Passons rapidement sur les CD 1 et 4 consacrés aux répétitions (CD 1) et balances (CD 4) ayant précédé ce concert du 3 Juillet 2009. Difficile effectivement de saisir l’intérêt de ces enregistrements voyant le groupe s’interrompre, commenter, réclamer plus de son par-ci et moins par-là, hésitant sur la mise en place de reprises, le tout avec un son à peine digne d’un document amateur. Il n’est même pas sûr que les fans ultimes y trouvent leur compte. Pourtant, en dehors des changements de disque et des cris épars d’un public lointain, on en viendrait à se demander à quel moment le véritable concert débute. En effet, le mixage est tout simplement pathétique, mettant le chant tellement en avant qu’il en devient parfois insupportable, en particulier lorsque Cathy Richardson pousse sa voix de façon aussi excessive qu’inutile.
Pourtant, la production catastrophique ne suffira pas à expliquer le calvaire que représente l’écoute intégrale de cette prestation live. Comment un groupe aussi légendaire peut-il oser balancer une telle performance ? La première partie du set prend une orientation plutôt folk, voire country, commençant dans une ambiance piano-bar avec les reprises d’artistes plus ou moins obscurs, avec comme seule accroche un commentaire amusé de Paul Kantner : "It’s like Halloween in July !" (on se croirait à Halloween en plein mois de Juillet !). Il faut attendre le 4ème titre, "This Land Is Your Land" de Woody Guthrie, pour entendre enfin de nouveaux instruments se joindre au chant et au piano.

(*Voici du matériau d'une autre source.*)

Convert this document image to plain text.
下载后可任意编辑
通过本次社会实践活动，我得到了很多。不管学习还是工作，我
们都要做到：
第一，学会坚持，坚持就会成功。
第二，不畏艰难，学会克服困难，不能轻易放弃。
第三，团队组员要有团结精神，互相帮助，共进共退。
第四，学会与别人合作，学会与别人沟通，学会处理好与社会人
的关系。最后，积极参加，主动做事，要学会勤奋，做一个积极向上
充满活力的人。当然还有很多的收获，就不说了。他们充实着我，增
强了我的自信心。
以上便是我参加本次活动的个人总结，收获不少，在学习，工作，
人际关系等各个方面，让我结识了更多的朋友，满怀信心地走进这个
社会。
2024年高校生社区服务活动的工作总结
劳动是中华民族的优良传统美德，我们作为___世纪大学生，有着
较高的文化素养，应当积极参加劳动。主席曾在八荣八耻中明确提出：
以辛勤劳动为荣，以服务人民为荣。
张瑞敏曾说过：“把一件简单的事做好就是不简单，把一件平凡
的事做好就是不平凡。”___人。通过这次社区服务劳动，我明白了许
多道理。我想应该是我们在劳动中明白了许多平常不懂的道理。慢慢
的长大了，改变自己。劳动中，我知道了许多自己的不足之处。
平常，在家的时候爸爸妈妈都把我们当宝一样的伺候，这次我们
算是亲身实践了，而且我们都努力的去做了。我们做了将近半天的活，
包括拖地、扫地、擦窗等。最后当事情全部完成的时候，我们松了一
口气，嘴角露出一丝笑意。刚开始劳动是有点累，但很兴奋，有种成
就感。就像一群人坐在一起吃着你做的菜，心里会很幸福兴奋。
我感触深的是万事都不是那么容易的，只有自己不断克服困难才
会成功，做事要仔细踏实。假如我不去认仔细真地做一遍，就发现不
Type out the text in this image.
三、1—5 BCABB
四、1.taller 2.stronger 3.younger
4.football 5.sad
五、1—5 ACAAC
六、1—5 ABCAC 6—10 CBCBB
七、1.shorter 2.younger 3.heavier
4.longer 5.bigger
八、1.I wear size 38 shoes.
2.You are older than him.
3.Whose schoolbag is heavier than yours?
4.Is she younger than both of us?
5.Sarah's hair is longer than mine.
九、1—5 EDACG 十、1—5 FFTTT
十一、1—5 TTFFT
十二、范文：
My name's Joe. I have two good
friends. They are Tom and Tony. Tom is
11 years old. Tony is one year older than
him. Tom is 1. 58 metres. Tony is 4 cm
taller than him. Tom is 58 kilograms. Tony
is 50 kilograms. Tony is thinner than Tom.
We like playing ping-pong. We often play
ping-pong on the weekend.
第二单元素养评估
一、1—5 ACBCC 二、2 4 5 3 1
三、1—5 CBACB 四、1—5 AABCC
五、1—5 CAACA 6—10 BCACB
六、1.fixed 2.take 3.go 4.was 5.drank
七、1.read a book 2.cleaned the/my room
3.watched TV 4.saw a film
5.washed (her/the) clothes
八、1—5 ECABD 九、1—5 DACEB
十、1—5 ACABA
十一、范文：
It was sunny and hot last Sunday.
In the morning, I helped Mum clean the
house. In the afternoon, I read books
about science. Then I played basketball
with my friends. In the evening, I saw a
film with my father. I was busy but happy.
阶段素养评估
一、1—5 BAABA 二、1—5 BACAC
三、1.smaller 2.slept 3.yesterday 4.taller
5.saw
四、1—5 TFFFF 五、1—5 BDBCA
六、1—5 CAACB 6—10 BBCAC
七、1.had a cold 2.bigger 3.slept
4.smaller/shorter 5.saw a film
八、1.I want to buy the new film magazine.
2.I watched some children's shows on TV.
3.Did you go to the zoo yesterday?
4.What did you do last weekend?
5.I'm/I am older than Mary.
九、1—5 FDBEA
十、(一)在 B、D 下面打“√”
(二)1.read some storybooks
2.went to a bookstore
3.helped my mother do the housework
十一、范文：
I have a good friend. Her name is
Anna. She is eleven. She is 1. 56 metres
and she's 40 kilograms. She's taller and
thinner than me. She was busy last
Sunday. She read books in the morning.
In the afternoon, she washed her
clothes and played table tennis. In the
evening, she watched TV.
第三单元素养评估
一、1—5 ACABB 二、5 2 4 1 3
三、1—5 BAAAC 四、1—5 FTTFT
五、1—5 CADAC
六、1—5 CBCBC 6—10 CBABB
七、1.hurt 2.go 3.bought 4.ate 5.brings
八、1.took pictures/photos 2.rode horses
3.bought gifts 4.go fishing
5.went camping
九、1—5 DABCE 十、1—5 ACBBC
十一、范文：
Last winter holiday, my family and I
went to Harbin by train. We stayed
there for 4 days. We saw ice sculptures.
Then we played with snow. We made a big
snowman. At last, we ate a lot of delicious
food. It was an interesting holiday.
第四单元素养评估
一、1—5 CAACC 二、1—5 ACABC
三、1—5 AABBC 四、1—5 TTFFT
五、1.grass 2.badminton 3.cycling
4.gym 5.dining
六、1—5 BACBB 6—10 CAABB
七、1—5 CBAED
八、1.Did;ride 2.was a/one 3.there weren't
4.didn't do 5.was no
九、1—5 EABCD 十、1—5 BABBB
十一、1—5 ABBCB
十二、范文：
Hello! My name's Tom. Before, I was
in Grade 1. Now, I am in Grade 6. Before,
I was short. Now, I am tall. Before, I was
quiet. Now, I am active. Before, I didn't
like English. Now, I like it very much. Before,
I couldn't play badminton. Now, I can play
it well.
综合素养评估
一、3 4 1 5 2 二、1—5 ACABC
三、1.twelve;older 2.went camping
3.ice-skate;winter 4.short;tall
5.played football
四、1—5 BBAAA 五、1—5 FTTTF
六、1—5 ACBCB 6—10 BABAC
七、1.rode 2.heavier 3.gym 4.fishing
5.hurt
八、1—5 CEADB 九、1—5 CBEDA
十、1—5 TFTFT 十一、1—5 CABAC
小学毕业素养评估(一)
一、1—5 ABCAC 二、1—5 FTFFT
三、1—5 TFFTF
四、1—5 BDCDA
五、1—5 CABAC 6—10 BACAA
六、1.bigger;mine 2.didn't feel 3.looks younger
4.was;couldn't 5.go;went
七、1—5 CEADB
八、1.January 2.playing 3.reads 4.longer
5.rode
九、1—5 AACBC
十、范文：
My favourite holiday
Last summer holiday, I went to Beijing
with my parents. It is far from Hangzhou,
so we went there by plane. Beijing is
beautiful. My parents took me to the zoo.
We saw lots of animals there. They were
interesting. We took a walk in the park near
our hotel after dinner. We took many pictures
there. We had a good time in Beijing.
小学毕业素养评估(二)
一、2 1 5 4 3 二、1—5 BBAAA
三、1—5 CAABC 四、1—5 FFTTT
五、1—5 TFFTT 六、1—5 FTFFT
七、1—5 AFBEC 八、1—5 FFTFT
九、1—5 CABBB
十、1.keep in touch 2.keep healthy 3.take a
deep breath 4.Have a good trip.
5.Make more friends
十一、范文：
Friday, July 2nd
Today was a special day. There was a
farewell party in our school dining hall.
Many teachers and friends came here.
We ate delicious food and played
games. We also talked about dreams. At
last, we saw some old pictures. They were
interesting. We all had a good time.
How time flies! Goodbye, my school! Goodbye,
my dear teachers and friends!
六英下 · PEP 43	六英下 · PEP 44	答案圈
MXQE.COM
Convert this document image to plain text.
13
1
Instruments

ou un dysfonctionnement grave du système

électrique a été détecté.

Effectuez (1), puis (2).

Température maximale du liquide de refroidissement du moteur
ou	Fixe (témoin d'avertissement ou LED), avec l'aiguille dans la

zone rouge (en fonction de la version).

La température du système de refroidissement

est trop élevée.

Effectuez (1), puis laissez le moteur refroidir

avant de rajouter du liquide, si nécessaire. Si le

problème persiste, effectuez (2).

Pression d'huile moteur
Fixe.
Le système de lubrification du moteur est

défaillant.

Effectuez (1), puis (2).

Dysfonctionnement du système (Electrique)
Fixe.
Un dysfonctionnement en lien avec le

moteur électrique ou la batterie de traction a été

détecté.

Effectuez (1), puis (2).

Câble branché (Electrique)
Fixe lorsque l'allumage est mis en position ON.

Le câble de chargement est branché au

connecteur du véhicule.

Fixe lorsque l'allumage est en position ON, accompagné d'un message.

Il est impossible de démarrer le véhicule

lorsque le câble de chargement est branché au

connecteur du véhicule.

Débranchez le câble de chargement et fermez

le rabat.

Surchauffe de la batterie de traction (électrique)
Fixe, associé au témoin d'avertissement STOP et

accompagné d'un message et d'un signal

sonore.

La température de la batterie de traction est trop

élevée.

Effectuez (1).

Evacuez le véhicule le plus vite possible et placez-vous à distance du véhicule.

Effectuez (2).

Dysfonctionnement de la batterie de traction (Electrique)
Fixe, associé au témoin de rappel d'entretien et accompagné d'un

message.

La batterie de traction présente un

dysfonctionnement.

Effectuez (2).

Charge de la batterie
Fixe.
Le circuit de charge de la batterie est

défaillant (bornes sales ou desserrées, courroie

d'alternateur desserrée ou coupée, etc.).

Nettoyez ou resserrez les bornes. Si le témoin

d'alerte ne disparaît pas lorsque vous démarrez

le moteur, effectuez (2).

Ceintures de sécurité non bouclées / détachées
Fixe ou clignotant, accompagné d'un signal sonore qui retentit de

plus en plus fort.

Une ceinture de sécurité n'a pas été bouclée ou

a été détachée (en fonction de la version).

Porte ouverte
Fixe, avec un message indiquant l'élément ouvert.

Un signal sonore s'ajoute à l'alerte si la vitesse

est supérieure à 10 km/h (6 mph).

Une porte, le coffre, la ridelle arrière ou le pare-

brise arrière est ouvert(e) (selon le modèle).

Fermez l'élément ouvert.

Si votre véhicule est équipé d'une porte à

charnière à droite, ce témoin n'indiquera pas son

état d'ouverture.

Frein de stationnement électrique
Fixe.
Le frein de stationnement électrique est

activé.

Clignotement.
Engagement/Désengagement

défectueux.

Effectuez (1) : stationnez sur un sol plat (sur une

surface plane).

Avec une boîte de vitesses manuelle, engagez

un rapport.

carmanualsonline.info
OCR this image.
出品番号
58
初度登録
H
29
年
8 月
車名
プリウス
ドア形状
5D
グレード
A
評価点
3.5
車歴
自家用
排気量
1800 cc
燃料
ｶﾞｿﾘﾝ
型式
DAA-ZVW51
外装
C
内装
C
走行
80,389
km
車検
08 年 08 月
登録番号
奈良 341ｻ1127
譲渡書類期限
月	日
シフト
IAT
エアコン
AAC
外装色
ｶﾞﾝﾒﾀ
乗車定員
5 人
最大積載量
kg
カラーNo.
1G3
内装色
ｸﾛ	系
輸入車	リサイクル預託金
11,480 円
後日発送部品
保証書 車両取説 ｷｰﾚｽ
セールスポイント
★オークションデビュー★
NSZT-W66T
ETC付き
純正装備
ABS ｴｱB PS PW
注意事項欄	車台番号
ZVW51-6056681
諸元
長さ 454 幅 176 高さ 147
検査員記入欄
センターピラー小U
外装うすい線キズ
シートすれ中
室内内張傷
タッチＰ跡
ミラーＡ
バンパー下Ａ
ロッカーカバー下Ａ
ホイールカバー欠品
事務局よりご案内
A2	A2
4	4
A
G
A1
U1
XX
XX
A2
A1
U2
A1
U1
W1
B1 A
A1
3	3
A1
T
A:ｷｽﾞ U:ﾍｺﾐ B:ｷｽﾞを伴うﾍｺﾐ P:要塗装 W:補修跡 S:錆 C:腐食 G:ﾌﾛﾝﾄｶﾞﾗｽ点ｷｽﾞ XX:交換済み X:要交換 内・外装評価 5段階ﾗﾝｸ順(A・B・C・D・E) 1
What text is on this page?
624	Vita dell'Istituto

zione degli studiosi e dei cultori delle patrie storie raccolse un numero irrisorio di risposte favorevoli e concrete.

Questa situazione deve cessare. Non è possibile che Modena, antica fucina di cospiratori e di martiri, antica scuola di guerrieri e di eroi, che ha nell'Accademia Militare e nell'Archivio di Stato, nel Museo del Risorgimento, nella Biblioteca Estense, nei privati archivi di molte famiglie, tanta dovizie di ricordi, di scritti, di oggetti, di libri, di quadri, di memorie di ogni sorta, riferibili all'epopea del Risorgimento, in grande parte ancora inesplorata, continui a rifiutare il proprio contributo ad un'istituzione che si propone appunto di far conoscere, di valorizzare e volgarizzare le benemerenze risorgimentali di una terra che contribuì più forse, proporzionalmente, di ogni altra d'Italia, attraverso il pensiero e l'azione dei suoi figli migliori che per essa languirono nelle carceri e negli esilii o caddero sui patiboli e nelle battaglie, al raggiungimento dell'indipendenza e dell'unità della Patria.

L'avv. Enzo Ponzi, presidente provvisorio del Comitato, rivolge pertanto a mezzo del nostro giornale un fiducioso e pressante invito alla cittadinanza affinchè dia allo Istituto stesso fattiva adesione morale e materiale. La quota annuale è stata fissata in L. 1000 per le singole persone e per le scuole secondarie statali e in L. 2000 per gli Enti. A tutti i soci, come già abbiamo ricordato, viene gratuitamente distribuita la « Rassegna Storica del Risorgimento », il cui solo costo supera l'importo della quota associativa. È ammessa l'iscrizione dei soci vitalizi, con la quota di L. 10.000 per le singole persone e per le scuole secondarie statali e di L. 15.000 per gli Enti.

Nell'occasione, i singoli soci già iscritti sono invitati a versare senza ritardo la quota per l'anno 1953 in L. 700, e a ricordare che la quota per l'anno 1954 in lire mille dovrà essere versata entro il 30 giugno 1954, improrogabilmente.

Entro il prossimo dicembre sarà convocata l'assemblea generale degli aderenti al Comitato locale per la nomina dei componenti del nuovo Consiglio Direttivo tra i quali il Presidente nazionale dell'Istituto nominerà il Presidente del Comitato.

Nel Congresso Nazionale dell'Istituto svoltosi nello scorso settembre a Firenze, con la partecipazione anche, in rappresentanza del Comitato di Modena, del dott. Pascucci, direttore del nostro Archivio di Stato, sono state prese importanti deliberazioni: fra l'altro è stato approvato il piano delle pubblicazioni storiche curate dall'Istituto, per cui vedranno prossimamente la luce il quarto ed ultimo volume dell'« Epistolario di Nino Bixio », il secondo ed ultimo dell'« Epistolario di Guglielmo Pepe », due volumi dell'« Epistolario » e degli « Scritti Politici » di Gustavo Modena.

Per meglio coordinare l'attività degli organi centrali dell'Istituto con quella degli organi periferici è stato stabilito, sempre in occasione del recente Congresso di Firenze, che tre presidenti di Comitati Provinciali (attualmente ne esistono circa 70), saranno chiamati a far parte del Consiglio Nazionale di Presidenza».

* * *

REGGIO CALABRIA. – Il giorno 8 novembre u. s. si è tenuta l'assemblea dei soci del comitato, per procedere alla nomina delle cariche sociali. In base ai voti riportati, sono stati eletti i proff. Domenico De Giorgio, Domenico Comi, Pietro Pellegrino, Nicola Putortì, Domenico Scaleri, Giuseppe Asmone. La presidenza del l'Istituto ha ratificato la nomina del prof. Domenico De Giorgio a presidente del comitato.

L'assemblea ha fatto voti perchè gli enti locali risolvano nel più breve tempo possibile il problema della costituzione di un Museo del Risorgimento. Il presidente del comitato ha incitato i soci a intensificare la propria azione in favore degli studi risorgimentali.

Malheureusement, ce moment laisse découvrir la soupe sonore qui va nous accompagner pendant… 33 morceaux ! Alternant les nombreuses reprises (Bob Dylan, Greateful Dead, Fairport Convention…) et les titres tirés, soit de la période Jefferson Airplane ("Crown Of Creation", "Get Together", "Wooden Ships"…), soit des extraits du récent "Jefferson’s Tree Of Liberty" (2008), cette première partie est loin de déclencher l’hystérie collective.
Plus orientée sur la période la plus faste du groupe, à savoir les 70’s, le second set enchaine les hits psychédéliques ("Have You Seen The Saucers ? ", "Have You Seen The Stars Tonight ? ", "Starship"…), les jams instrumentales enfumées aux accents jazz-rock ("Dark Star", cover du Greateful Dead, ou "(Paul Kantner’s) Science-Fiction Movie"), ainsi que les tubes rock du groupe (l’incontournable "Somebody To Love") ou les reprises de pointures telles que David Bowie ou Pink Floyd. Malheureusement, tout ceci se révèle désolant, tant par une mise en place plus qu’approximative ("Space Oddity" et le chant poussif de David Freiberg), soit par le chant insupportable de Darby Gould ("Brain Damage - Eclipse" est un véritable massacre en règle !) ou Cathy Richardson (quelqu’un aurait-il un pistolet laser pour la faire taire sur "Somebody To Love" à l’énergie non maitrisée ?), sans oublier le véritable foutoir qui s’aggrave à l’arrivée de chaque nouvel invité !
Voici donc un groupe légendaire qui s’étale de tout son long, aidé en cela par un label des plus sympathiques, mais qui, à force de vouloir favoriser la spontanéité caractéristique d’une époque, en finit par sortir des productions dont la qualité flirte avec l'inepte. Il est donc urgent pour Jefferson Starship de nous offrir quelque chose à la hauteur de son glorieux passé, car sur ce coup, les amateurs vont hésiter entre pleurer et se tordre de rire, et ceux qui feront connaissance avec le groupe à cette occasion ne risquent pas avoir envie d’aller plus avant dans leur découverte. Quant à Gonzo, il va falloir faire attention à ne pas mélanger fraîcheur et grand n’importe quoi !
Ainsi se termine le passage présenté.